AbstractLu2‐xCexTi2O7 (LCTO) pyrochlores were irradiated by 400 keV Ne2+ with fluences (dose) of up to 5 × 1015 ions/cm2 (1.875 dpa). The detailed damage process was investigated by combining grazing incident angle X‐ray diffraction (GIXRD) and transmission electron microscopy (TEM). Subsequent to the 2% volume swelling at a fluence of 1 × 1014 ions/cm2 (0.037 dpa), the initially swollen LCTO pyrochlore formed both a disordered fluorite phase and a nanocrystalline pyrochlore phase at a fluence of 5 × 1014 ions/cm2 (0.185 dpa).
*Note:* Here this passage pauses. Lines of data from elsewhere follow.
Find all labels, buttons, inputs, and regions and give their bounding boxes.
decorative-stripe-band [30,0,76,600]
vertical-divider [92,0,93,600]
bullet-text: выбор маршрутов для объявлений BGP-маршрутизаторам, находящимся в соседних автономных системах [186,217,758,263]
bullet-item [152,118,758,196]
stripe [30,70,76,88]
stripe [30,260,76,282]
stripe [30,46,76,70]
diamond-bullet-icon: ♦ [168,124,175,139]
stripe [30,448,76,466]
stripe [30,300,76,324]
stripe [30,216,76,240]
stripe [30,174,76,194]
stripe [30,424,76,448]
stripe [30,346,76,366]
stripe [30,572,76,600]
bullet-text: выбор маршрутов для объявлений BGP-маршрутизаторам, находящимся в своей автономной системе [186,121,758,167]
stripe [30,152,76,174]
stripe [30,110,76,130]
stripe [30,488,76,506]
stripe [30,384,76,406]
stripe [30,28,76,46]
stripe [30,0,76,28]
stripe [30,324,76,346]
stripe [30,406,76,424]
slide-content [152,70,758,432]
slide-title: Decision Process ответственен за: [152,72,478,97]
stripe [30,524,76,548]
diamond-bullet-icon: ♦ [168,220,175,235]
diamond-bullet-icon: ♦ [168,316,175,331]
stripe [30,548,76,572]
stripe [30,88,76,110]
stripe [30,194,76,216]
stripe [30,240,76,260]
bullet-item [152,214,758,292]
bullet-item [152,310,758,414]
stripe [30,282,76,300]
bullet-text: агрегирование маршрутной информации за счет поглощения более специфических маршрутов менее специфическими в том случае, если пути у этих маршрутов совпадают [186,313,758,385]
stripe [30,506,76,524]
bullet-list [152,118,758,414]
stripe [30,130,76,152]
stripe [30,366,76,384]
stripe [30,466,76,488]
At higher fluences, the fluorite phase diminished as amorphous domains increased in volume when the dose reached a fluence of 1 × 1015 ions/cm2 (0.371 dpa), while the nanocrystalline pyrochlore phase persisted. At the highest fluence of 5 × 1015 ions/cm2 (1.854 dpa), the amorphous fraction decreased, meanwhile the degree of crystallinity of nanocrystalline pyrochlore phase was enhanced, as evidenced by the increased intensity of superlattice diffraction maxima. The phase transformation and recrystallization can be explained by the release of strain in irradiation‐induced swollen pyrochlore crystallites. The evolution of the damage process is mainly driven by the differences in the Gibb's free energies of fluorite phase as compared with the pyrochlore phase as a function of grain size. We have demonstrated that ion beam techniques can be used to manipulate the phase stability and crystallite size of pyrochlore. These results provide the basis for tailoring the mechanical strength and response of pyrochlores to extreme radiation environments.